Nachdem sich alle auf dem Boden eingerichtet haben, erfüllt nur noch der monotone Klang der Trommeln den Raum. Jetzt ist jeder von uns mit seiner Angst und seiner gespannten Erwartung allein. Wir sollen immer mit einer klaren Absicht reisen (in diesem Fall: ein Krafttier für uns zu finden), aber ohne Erwartung. Wie soll das gehen? Natürlich habe ich Erwartungen, ich bin ganz voll davon – und auch voll von Angst, vor allem vor dem Versagen. Werde ich hier, quasi auf Kommando, etwas spüren können? Bislang habe ich noch nie den Zeitpunkt meiner Erlebnisse selbst bestimmt. Sie passierten einfach. Oder werde ich alle Grenzen überschreiten, mich verlieren und beängstigende Dinge erleben? Wem werde ich begegnen? Wohlmöglich einer Maus? Oder einer Spinne? Wie enttäuscht wäre ich da! – Wieso enttäuscht? Wäre das etwa nicht gut genug für mich? … So schießen mir tausenderlei Gedanken durch den Kopf. Während mir klar wird, wie sehr ich noch mit anderem beschäftigt bin, erinnert mich der unerbittliche Klang der Trommel daran, dass die Zeit verrinnt. Nur eine Viertelstunde haben wir für unsere Reise. Ist die Zeit wohlmöglich schon um? Und ich habe noch nicht einmal einen Kraftplatz, geschweige denn ein Krafttier gefunden. Ein Platz ist schnell klar: der Steg in Finnland, wo mir der Wolf begegnete. Und schon ist wieder eine neue Erwartung da: Der Wolf, natürlich, ein Wolf muss her! Würde ich nun noch offen sein für ein anderes Tier?

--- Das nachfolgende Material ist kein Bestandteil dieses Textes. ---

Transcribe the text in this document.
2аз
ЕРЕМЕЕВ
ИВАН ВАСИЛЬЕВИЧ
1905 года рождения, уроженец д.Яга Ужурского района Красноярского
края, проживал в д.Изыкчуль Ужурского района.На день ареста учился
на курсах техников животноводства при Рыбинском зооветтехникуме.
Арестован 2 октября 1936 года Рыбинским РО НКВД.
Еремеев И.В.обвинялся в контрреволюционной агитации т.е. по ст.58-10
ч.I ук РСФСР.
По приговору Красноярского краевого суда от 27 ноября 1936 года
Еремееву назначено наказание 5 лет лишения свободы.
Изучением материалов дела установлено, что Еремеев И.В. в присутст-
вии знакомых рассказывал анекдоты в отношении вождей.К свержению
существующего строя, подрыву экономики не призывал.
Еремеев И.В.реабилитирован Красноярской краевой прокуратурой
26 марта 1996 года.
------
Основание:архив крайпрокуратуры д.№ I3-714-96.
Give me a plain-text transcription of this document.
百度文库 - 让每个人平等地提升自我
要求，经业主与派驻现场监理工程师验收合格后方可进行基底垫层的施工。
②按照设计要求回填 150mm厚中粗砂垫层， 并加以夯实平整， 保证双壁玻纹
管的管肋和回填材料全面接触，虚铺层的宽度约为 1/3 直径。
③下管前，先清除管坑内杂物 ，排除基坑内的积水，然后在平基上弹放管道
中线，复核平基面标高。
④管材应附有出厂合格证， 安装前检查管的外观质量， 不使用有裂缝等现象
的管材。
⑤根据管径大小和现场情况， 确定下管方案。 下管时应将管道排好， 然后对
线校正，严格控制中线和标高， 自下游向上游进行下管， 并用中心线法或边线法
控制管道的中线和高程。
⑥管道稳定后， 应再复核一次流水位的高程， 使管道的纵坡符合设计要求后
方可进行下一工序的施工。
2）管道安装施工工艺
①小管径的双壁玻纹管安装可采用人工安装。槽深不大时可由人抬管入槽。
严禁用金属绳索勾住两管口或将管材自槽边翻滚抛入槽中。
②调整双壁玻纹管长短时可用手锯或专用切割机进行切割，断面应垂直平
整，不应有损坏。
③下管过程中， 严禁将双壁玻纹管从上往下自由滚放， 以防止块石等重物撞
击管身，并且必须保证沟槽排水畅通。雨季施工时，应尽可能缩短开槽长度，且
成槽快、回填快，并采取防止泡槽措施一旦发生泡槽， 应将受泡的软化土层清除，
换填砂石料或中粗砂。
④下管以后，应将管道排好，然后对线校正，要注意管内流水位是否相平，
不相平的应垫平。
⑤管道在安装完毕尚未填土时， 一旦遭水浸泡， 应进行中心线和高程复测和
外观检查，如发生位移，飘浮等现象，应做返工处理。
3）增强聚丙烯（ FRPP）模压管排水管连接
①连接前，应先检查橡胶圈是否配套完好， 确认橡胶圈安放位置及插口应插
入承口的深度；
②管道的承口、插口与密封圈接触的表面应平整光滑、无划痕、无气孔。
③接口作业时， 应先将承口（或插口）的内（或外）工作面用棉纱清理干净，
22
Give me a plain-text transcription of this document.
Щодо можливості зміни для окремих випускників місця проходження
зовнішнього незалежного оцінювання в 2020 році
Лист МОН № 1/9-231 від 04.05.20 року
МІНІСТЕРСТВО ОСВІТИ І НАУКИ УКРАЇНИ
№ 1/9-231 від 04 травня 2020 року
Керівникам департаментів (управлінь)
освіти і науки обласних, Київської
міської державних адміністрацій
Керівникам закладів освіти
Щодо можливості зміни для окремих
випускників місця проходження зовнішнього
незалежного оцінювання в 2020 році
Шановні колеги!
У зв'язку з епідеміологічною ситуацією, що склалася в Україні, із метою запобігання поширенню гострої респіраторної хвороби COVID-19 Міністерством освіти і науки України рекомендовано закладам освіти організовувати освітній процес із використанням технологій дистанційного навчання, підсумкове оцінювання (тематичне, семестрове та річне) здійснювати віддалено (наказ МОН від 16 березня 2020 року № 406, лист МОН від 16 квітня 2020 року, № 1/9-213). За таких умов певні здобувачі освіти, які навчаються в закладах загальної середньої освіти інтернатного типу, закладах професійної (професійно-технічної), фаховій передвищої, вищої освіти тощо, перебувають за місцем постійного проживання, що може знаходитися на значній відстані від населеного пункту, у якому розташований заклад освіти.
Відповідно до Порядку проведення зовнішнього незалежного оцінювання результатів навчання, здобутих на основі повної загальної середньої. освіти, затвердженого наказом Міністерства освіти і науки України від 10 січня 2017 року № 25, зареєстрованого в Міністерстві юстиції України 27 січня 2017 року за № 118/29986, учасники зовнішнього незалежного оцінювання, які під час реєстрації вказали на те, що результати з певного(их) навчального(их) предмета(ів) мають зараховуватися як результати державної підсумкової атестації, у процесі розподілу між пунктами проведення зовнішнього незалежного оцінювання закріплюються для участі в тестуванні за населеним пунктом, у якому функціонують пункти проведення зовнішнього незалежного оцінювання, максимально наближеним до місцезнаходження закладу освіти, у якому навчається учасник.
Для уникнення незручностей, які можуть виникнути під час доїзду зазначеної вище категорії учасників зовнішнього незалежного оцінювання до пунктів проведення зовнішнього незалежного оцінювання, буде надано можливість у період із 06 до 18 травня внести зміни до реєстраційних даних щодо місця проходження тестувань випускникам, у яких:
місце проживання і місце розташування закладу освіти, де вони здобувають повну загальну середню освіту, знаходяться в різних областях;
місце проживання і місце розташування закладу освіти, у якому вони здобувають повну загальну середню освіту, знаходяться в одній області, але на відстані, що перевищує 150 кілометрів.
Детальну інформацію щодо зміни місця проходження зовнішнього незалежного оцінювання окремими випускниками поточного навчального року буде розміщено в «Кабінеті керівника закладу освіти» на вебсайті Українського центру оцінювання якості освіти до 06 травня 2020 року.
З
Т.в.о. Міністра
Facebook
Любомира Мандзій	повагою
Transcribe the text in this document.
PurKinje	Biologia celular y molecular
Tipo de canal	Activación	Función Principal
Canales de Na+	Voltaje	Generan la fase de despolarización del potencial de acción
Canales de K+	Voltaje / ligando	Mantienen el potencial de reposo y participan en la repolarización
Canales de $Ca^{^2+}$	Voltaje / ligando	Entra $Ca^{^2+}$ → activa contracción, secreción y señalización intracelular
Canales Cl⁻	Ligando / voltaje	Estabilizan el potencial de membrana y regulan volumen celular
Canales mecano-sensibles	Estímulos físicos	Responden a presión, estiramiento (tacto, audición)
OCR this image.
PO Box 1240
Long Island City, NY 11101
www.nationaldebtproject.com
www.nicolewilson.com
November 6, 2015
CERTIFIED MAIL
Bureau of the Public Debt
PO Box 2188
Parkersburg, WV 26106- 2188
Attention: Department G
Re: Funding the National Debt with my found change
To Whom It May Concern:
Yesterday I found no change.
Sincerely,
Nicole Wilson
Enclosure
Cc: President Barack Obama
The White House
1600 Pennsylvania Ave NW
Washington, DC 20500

Um in die untere Welt zu gelangen, tauche ich vom Steg aus in den See. Der dunkle Tunnel erscheint mir schier endlos. Zu meiner Überraschung tauche ich schließlich in dem anderen, viel kleineren See wieder auf. Genau wie in Finnland ist er dunkel und von dichtem Wald umgeben. Doch kein Tier weit und breit. Schließlich sehe ich eine kleine schwarz-weiß gestreifte Schlange, die sich dicht unter der Wasseroberfläche schlängelt. Ich versuche sie anzusprechen, doch das Tier nimmt keine Notiz von mir. Ich bin schon ganz verzweifelt, da höre ich über mir ein tiefes Krächzen. Der Rabe, natürlich! Er war ja schon einmal in meiner Meditation gekommen und wenig später auch im Traum. Noch ehe ich ihn um Erlaubnis fragen kann, ist er schon an meiner Seite. Als ich zusammen mit dem Raben wieder an meinem Steg angekommen bin, ertönen gerade die ersten acht schnelleren Schläge der Trommel. Meine Reise hat insgesamt also nicht einmal fünfzehn Minuten gedauert, wobei ich die ganze erste Zeit innerlich mit mir gekämpft habe. Erstaunlich wie einem dort unten jedes Zeitgefühl abhandenkommt.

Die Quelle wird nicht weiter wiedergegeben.